On 07/17/10 01:07 PM, William Stein wrote:
On Sat, Jul 17, 2010 at 2:03 PM, Dr. David Kirkby
<david.kir...@onetel.net> wrote:
On 07/17/10 12:32 PM, William Stein wrote:
On Sat, Jul 17, 2010 at 1:16 PM, Robert Miller<rlmills...@gmail.com>
wrote:
With the rest of the packages, we just do
export MAKE="make -j6"
to enable parallel building. Why don't we just use this in atlas as
well? Why do we need to make a special case?
I think the OP was suggesting building ATLAS so that when it is later
run it can use multiple cores.
The above MAKE option merely impacts build time, which is an orthogonal
problem.
I'm -1 to adding too many environment variables that impact the built
Sage, because it makes testing sage much, much more difficult, since
it leads to a combinatorial explosion in the number of different sage
versions we should test.
-- William
So what do you suggest with ATLAS?
* Always build with no threading, as is done now?
No.
* Always build so that ATLAS choses the number of threads automatically?
Yes.
OK, though you might have to accept that is less safe.

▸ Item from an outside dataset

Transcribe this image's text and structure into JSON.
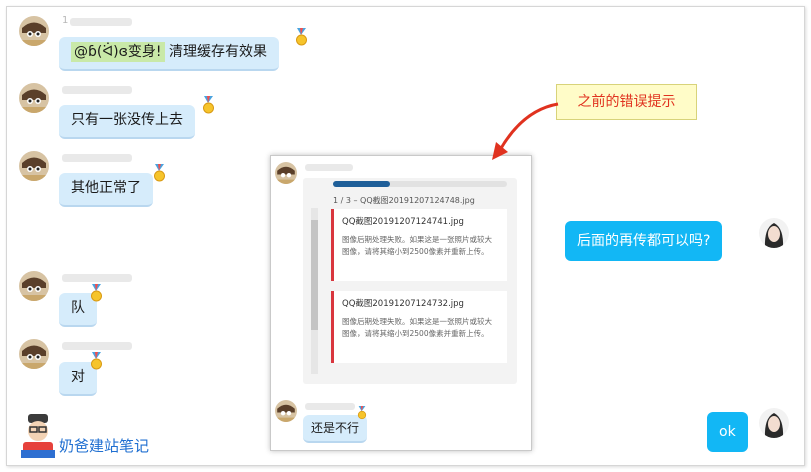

However, with SAGE_FAT_BINARY set, i.e., when making a binary for
distribution, maybe then we have to build without threading support.
I don't' see why, since the number of threads is determined automatically. I
*assume* that means at runtime, though I'm not 100% sure. I would need to ask
Clint.
Give just about modern machines are at least dual core, perhaps having two
threads is better than 1 even if SAGE_FAT_BINARY is set. What do you think?